What's not clear here is whether this is, say, a $1 billion business bolted onto a $3 billion business to make a $4 billion business, a $5 billion business, or a $3.5 billion business.

When the newspaper business is bad, the CEO of a newspaper company is lionized for taking his company out of the newspaper business, as though there's some value to having the institutional continuity. From a macroeconomic standpoint, if there's no particular fit between the existing business and whatever it's expanding into, there's no reason to think it's good for that company to be doing this new thing rather than some new company doing it while the newspaper business maximizes its value, however much that might be, as a newspaper business; from a shareholder perspective, it's not clear why the shareholder can't choose to buy stock in the hypothetical new business if that's what he wants. Financial journalism doesn't celebrate the competent management of a company's senescence; the manager of a business that isn't growing is expected to become an investment manager for his shareholders instead, deploying cash toward building a portfolio that the shareholders are perhaps too dumb to do themselves.

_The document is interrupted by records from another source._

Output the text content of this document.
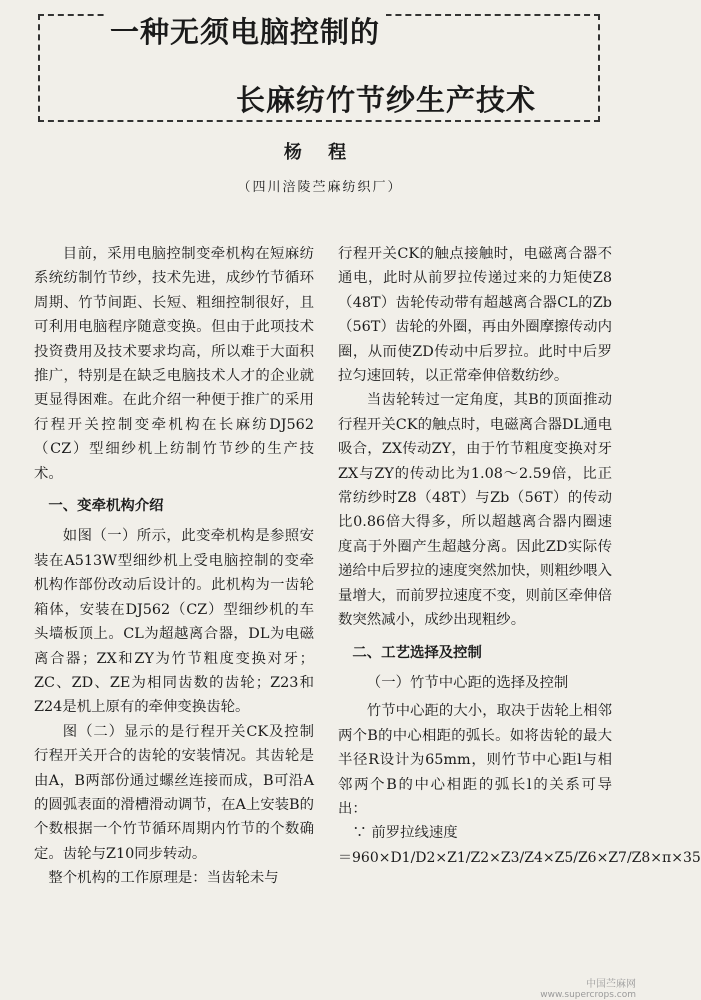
一种无须电脑控制的
长麻纺竹节纱生产技术
杨 程
（四川涪陵苎麻纺织厂）

目前，采用电脑控制变牵机构在短麻纺系统纺制竹节纱，技术先进，成纱竹节循环周期、竹节间距、长短、粗细控制很好，且可利用电脑程序随意变换。但由于此项技术投资费用及技术要求均高，所以难于大面积推广，特别是在缺乏电脑技术人才的企业就更显得困难。在此介绍一种便于推广的采用行程开关控制变牵机构在长麻纺DJ562（CZ）型细纱机上纺制竹节纱的生产技术。

一、变牵机构介绍

如图（一）所示，此变牵机构是参照安装在A513W型细纱机上受电脑控制的变牵机构作部份改动后设计的。此机构为一齿轮箱体，安装在DJ562（CZ）型细纱机的车头墙板顶上。CL为超越离合器，DL为电磁离合器；ZX和ZY为竹节粗度变换对牙；ZC、ZD、ZE为相同齿数的齿轮；Z23和Z24是机上原有的牵伸变换齿轮。

图（二）显示的是行程开关CK及控制行程开关开合的齿轮的安装情况。其齿轮是由A，B两部份通过螺丝连接而成，B可沿A的圆弧表面的滑槽滑动调节，在A上安装B的个数根据一个竹节循环周期内竹节的个数确定。齿轮与Z10同步转动。

整个机构的工作原理是：当齿轮未与

行程开关CK的触点接触时，电磁离合器不通电，此时从前罗拉传递过来的力矩使Z8（48T）齿轮传动带有超越离合器CL的Zb（56T）齿轮的外圈，再由外圈摩擦传动内圈，从而使ZD传动中后罗拉。此时中后罗拉匀速回转，以正常牵伸倍数纺纱。

当齿轮转过一定角度，其B的顶面推动行程开关CK的触点时，电磁离合器DL通电吸合，ZX传动ZY，由于竹节粗度变换对牙ZX与ZY的传动比为1.08～2.59倍，比正常纺纱时Z8（48T）与Zb（56T）的传动比0.86倍大得多，所以超越离合器内圈速度高于外圈产生超越分离。因此ZD实际传递给中后罗拉的速度突然加快，则粗纱喂入量增大，而前罗拉速度不变，则前区牵伸倍数突然减小，成纱出现粗纱。

二、工艺选择及控制
（一）竹节中心距的选择及控制

竹节中心距的大小，取决于齿轮上相邻两个B的中心相距的弧长。如将齿轮的最大半径R设计为65mm，则竹节中心距l与相邻两个B的中心相距的弧长l的关系可导出：

∵ 前罗拉线速度

＝960×D1/D2×Z1/Z2×Z3/Z4×Z5/Z6×Z7/Z8×π×35

中国苎麻网
www.supercrops.com
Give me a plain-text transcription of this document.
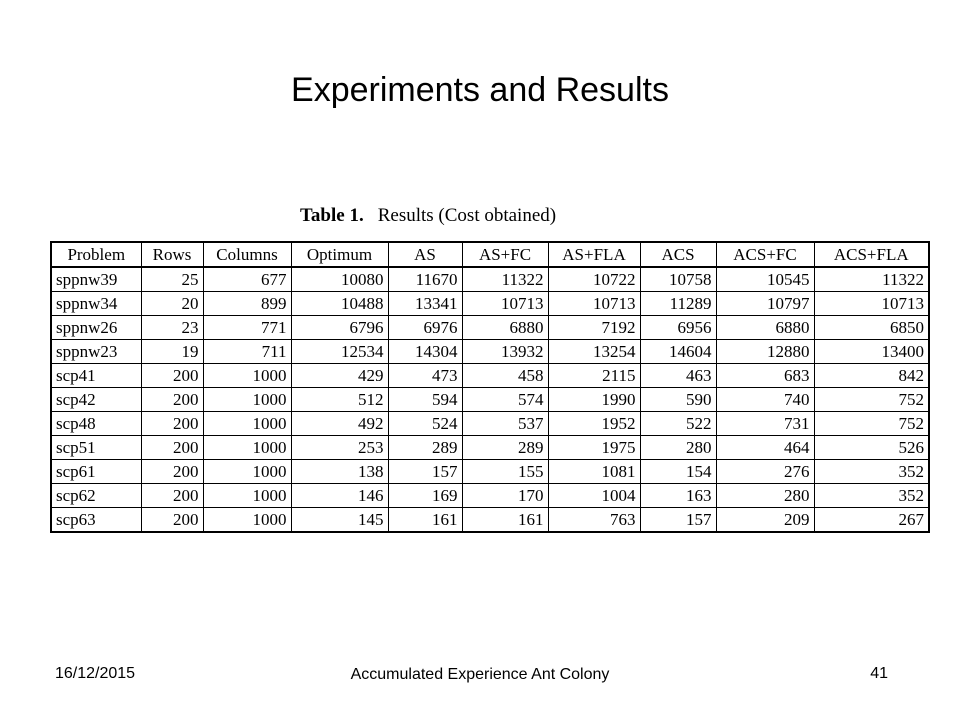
Experiments and Results
Table 1. Results (Cost obtained)
Problem	Rows	Columns	Optimum	AS	AS+FC	AS+FLA	ACS	ACS+FC	ACS+FLA
sppnw39	25	677	10080	11670	11322	10722	10758	10545	11322
sppnw34	20	899	10488	13341	10713	10713	11289	10797	10713
sppnw26	23	771	6796	6976	6880	7192	6956	6880	6850
sppnw23	19	711	12534	14304	13932	13254	14604	12880	13400
scp41	200	1000	429	473	458	2115	463	683	842
scp42	200	1000	512	594	574	1990	590	740	752
scp48	200	1000	492	524	537	1952	522	731	752
scp51	200	1000	253	289	289	1975	280	464	526
scp61	200	1000	138	157	155	1081	154	276	352
scp62	200	1000	146	169	170	1004	163	280	352
scp63	200	1000	145	161	161	763	157	209	267
16/12/2015	Accumulated Experience Ant Colony	41
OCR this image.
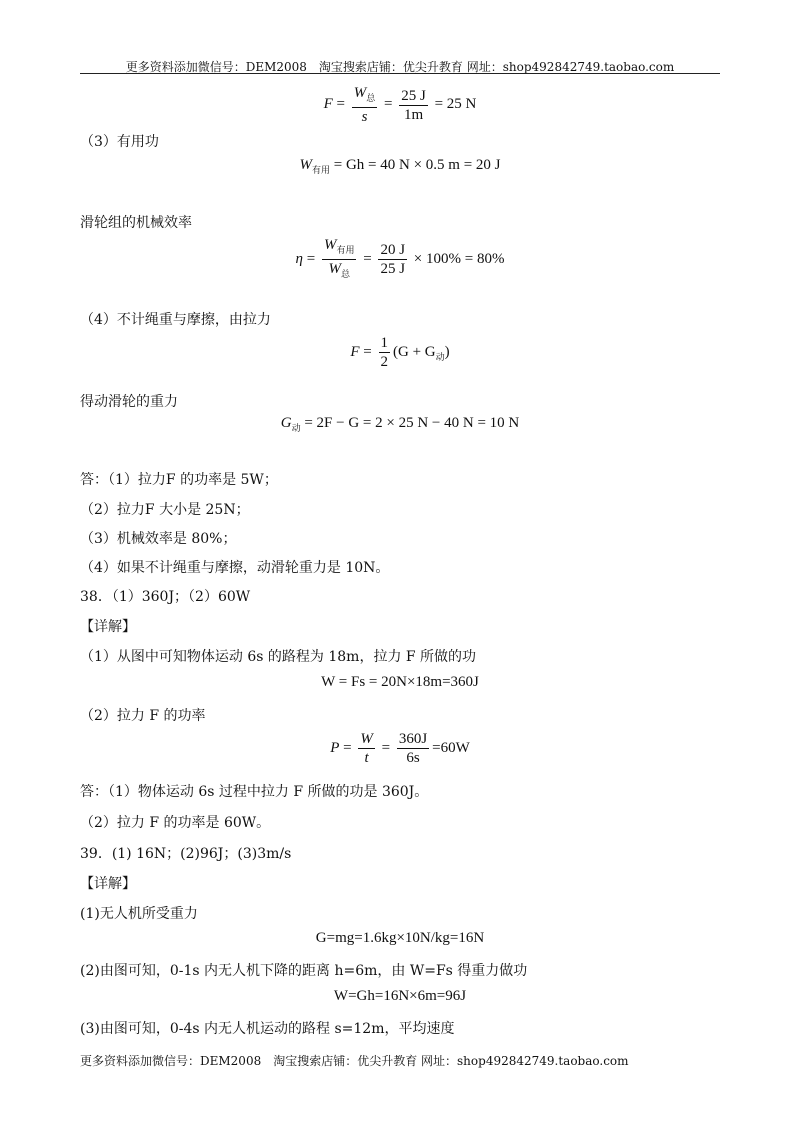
更多资料添加微信号：DEM2008　淘宝搜索店铺：优尖升教育 网址：shop492842749.taobao.com
$F = \frac{W_总}{s} = \frac{25 J}{1m} = 25$ N
（3）有用功
$W_{有用} = Gh = 40$ N × 0.5 m = 20 J
滑轮组的机械效率
$\eta = \frac{W_{有用}}{W_总} = \frac{20 J}{25 J} \times 100\% = 80\%$
（4）不计绳重与摩擦，由拉力
$F = \frac{1}{2} (G + G_动)$
得动滑轮的重力
$G_动 = 2F - G = 2 \times 25$ N − 40 N = 10 N
答：（1）拉力F 的功率是 5W；
（2）拉力F 大小是 25N；
（3）机械效率是 80%；
（4）如果不计绳重与摩擦，动滑轮重力是 10N。
38．（1）360J；（2）60W
【详解】
（1）从图中可知物体运动 6s 的路程为 18m，拉力 F 所做的功
W = Fs = 20N×18m=360J
（2）拉力 F 的功率
$P = \frac{W}{t} = \frac{360J}{6s} =60W$
答：（1）物体运动 6s 过程中拉力 F 所做的功是 360J。
（2）拉力 F 的功率是 60W。
39．(1) 16N；(2)96J；(3)3m/s
【详解】
(1)无人机所受重力
G=mg=1.6kg×10N/kg=16N
(2)由图可知，0-1s 内无人机下降的距离 h=6m，由 W=Fs 得重力做功
W=Gh=16N×6m=96J
(3)由图可知，0-4s 内无人机运动的路程 s=12m，平均速度
更多资料添加微信号：DEM2008　淘宝搜索店铺：优尖升教育 网址：shop492842749.taobao.com
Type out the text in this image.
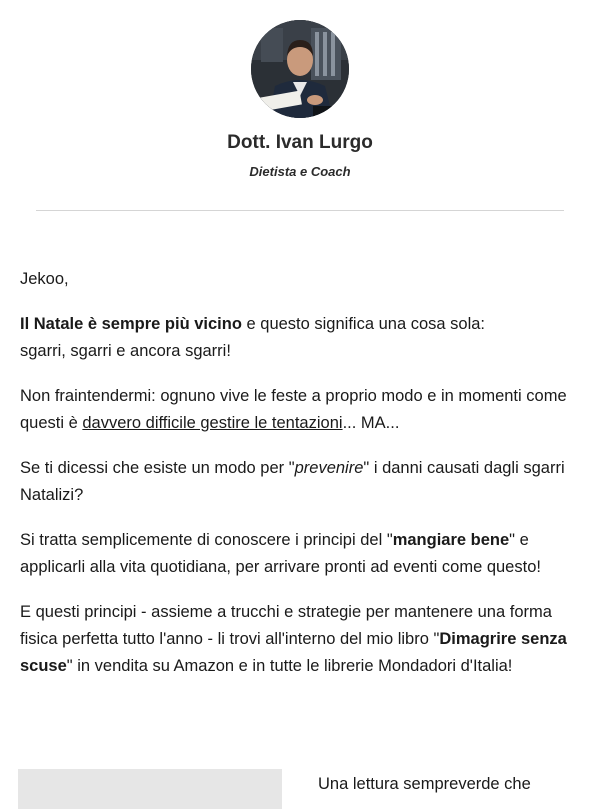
Dott. Ivan Lurgo
Dietista e Coach

Jekoo,

Il Natale è sempre più vicino e questo significa una cosa sola:
sgarri, sgarri e ancora sgarri!

Non fraintendermi: ognuno vive le feste a proprio modo e in momenti come questi è davvero difficile gestire le tentazioni... MA...

Se ti dicessi che esiste un modo per "prevenire" i danni causati dagli sgarri Natalizi?

Si tratta semplicemente di conoscere i principi del "mangiare bene" e applicarli alla vita quotidiana, per arrivare pronti ad eventi come questo!

E questi principi - assieme a trucchi e strategie per mantenere una forma fisica perfetta tutto l'anno - li trovi all'interno del mio libro "Dimagrire senza scuse" in vendita su Amazon e in tutte le librerie Mondadori d'Italia!

Una lettura sempreverde che
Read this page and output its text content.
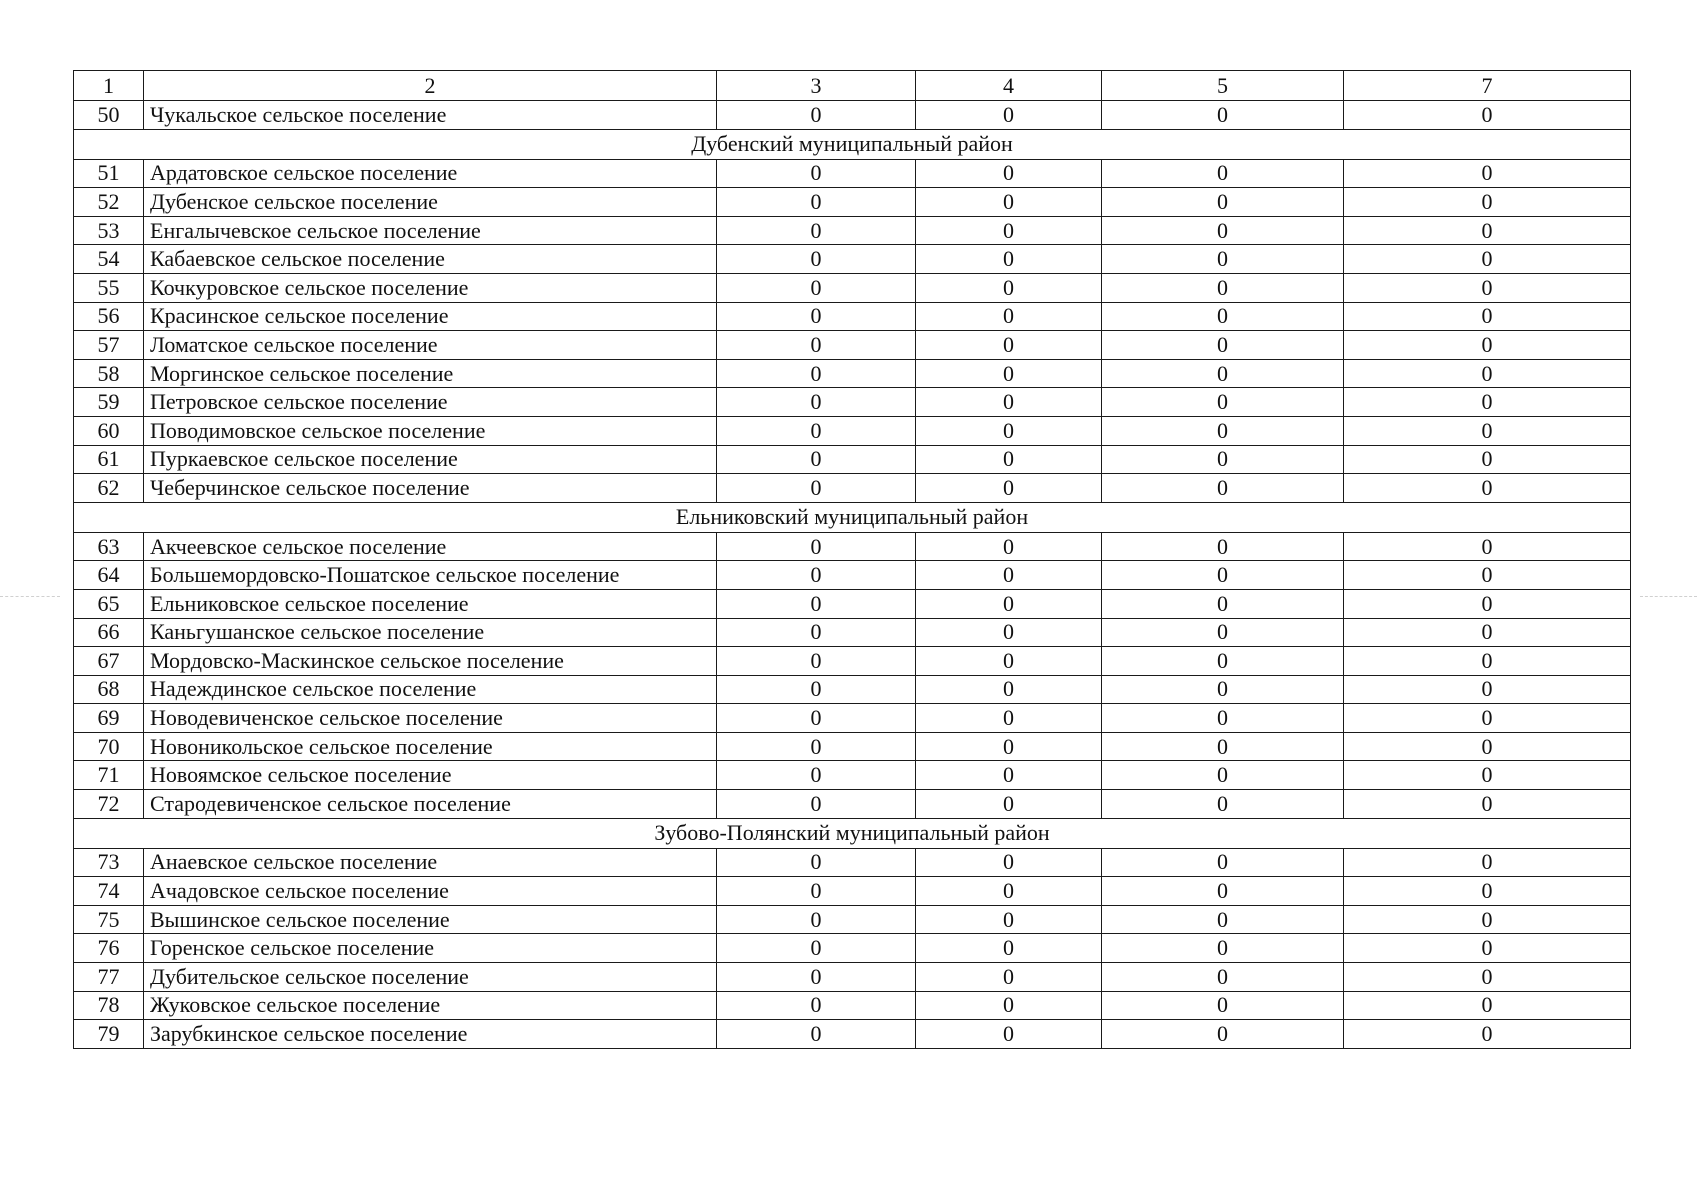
1	2	3	4	5	7
50	Чукальское сельское поселение	0	0	0	0
Дубенский муниципальный район					
51	Ардатовское сельское поселение	0	0	0	0
52	Дубенское сельское поселение	0	0	0	0
53	Енгалычевское сельское поселение	0	0	0	0
54	Кабаевское сельское поселение	0	0	0	0
55	Кочкуровское сельское поселение	0	0	0	0
56	Красинское сельское поселение	0	0	0	0
57	Ломатское сельское поселение	0	0	0	0
58	Моргинское сельское поселение	0	0	0	0
59	Петровское сельское поселение	0	0	0	0
60	Поводимовское сельское поселение	0	0	0	0
61	Пуркаевское сельское поселение	0	0	0	0
62	Чеберчинское сельское поселение	0	0	0	0
Ельниковский муниципальный район					
63	Акчеевское сельское поселение	0	0	0	0
64	Большемордовско-Пошатское сельское поселение	0	0	0	0
65	Ельниковское сельское поселение	0	0	0	0
66	Каньгушанское сельское поселение	0	0	0	0
67	Мордовско-Маскинское сельское поселение	0	0	0	0
68	Надеждинское сельское поселение	0	0	0	0
69	Новодевиченское сельское поселение	0	0	0	0
70	Новоникольское сельское поселение	0	0	0	0
71	Новоямское сельское поселение	0	0	0	0
72	Стародевиченское сельское поселение	0	0	0	0
Зубово-Полянский муниципальный район					
73	Анаевское сельское поселение	0	0	0	0
74	Ачадовское сельское поселение	0	0	0	0
75	Вышинское сельское поселение	0	0	0	0
76	Горенское сельское поселение	0	0	0	0
77	Дубительское сельское поселение	0	0	0	0
78	Жуковское сельское поселение	0	0	0	0
79	Зарубкинское сельское поселение	0	0	0	0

There is an obvious fit between the print newspaper business and the web media that he's been quick to get into as well; that seems like something that is likely to make good use of the intangible value the company started with. It's not obvious to me that the company wouldn't be better off as two different companies, though; if it were, and Graham were to stay with the newspaper company, he would probably get fewer encomia in Fortune magazine.